The SIM2D Procedure

Introduction to Spatial Simulation

The purpose of spatial simulation is to produce a set of partial realizations of a spatial random field (SRF) $Z(\bm {s}), \bm {s} \in D \subset \mathcal{R}^2$ in a way that preserves a specified mean $\mu (\bm {s})=E\left[Z(\bm {s})\right]$ and covariance structure $C_ z(\bm {s}_1-\bm {s}_2)=\mr {Cov}\left(Z(\bm {s}_1),Z(\bm {s}_2)\right)$. The realizations are partial in the sense that they occur only at a finite set of locations $(\bm {s}_1, \bm {s}_2,\cdots ,\bm {s}_ n)$. These locations are typically on a regular grid, but they can be arbitrary locations in the plane.

PROC SIM2D produces simulations for continuous processes in two dimensions by using the lower-upper (LU) decomposition method. In these simulations the possible values of the measured quantity $Z(\bm {s}_0)$ at location $\bm {s}_0=(x_0,y_0)$ can vary continuously over a certain range. An additional assumption, needed for computational purposes, is that the spatial random field $Z(\bm {s})$ is Gaussian. The section Details: SIM2D Procedure provides more information about different types of spatial simulation and associated computational methods.

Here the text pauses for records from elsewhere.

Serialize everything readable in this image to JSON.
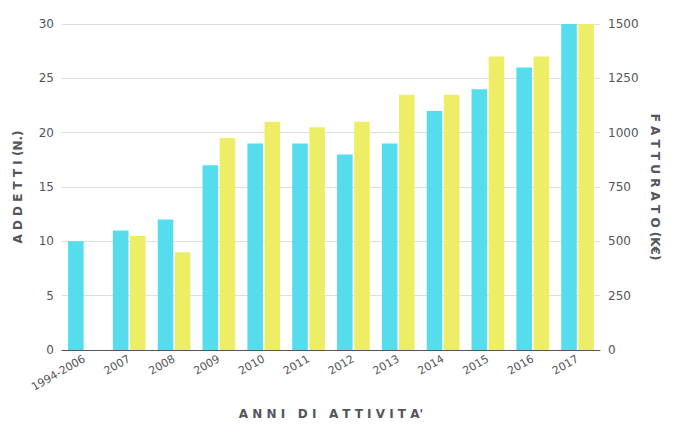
{
  "chart_data": {
    "type": "bar",
    "categories": [
      "1994-2006",
      "2007",
      "2008",
      "2009",
      "2010",
      "2011",
      "2012",
      "2013",
      "2014",
      "2015",
      "2016",
      "2017"
    ],
    "series": [
      {
        "color": "#55DDEE",
        "values": [
          10,
          11,
          12,
          17,
          19,
          19,
          18,
          19,
          22,
          24,
          26,
          30
        ]
      },
      {
        "color": "#EEEE66",
        "values": [
          0,
          525,
          450,
          975,
          1050,
          1025,
          1050,
          1175,
          1175,
          1350,
          1350,
          1500
        ],
        "axis": "y2"
      }
    ],
    "xlabel": "A N N I   D I   A T T I V I T A'",
    "ylabel": "A D D E T T I (N.)",
    "y2label": "F A T T U R A T O (K€)",
    "ylim": [
      0,
      30
    ],
    "yticks": [
      0,
      5,
      10,
      15,
      20,
      25,
      30
    ],
    "y2lim": [
      0,
      1500
    ],
    "y2ticks": [
      0,
      250,
      500,
      750,
      1000,
      1250,
      1500
    ],
    "grid": true
  }
}
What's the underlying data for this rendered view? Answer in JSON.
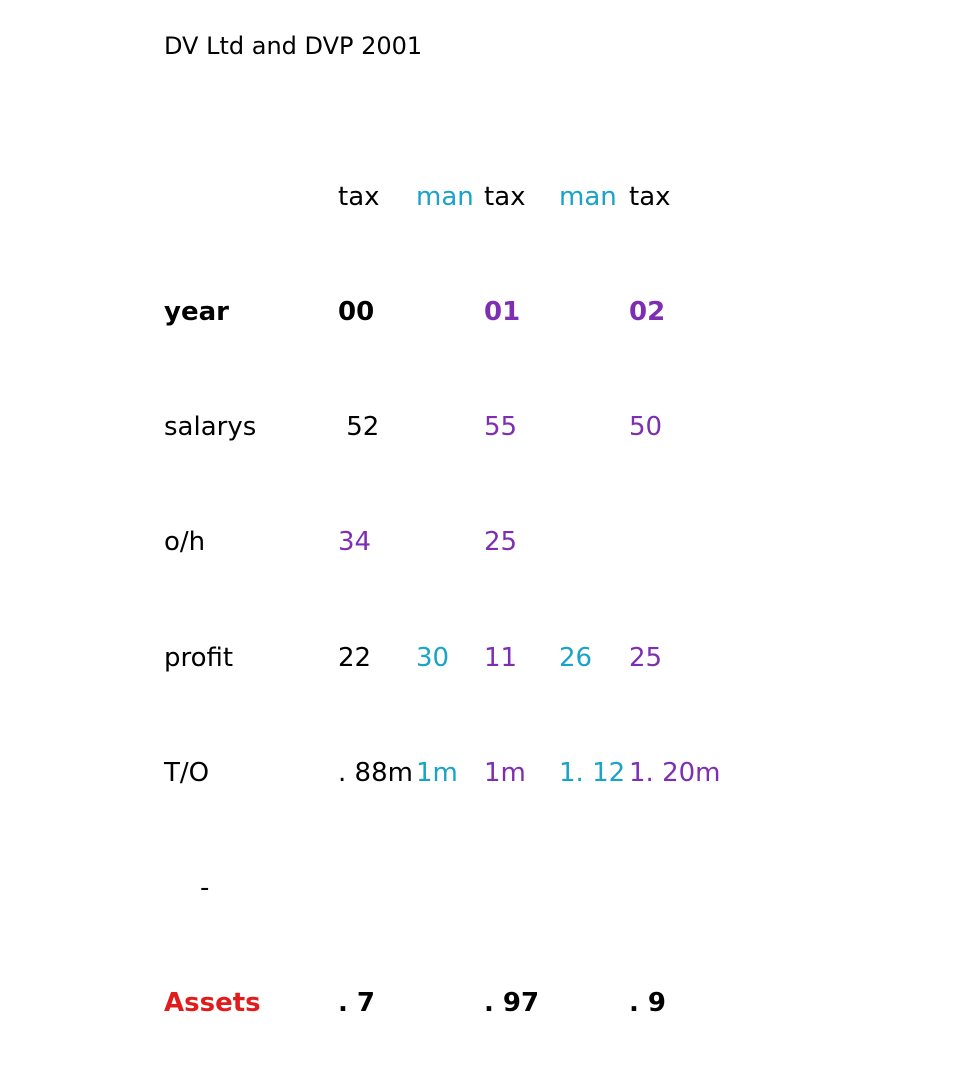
{
  "colors": {
    "black": "#000000",
    "tax": "#7d2eb2",
    "man": "#1aa3c8",
    "assets": "#e11c1c"
  },
  "title": "DV Ltd and DVP 2001",
  "labels": [
    "",
    "year",
    "salarys",
    "o/h",
    "profit",
    "T/O",
    "-",
    "Assets"
  ],
  "columns": [
    {
      "cells": [
        "tax",
        "00",
        " 52",
        "34",
        "22",
        ". 88m",
        "",
        ". 7"
      ]
    },
    {
      "cells": [
        "man",
        "",
        "",
        "",
        "30",
        "1m",
        "",
        ""
      ]
    },
    {
      "cells": [
        "tax",
        "01",
        "55",
        "25",
        "11",
        "1m",
        "",
        ". 97"
      ]
    },
    {
      "cells": [
        "man",
        "",
        "",
        "",
        "26",
        "1. 12",
        "",
        ""
      ]
    },
    {
      "cells": [
        "tax",
        "02",
        "50",
        "",
        "25",
        "1. 20m",
        "",
        ". 9"
      ]
    }
  ]
}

Spatial simulation is different from spatial prediction, where the emphasis is on predicting a point value at a given grid location. In this sense, spatial prediction is local. In contrast, spatial simulation is global; the emphasis is on the entire realization $(Z(\bm {s}_1), Z(\bm {s}_2),\cdots ,Z(\bm {s}_ n))$.

Given the correct mean $\mu (\bm {s})$ and covariance structure $C_ z(\bm {s}_1-\bm {s}_2)$, SRF quantities that are difficult or impossible to calculate in a spatial prediction context can easily be approximated by functions of multiple simulations.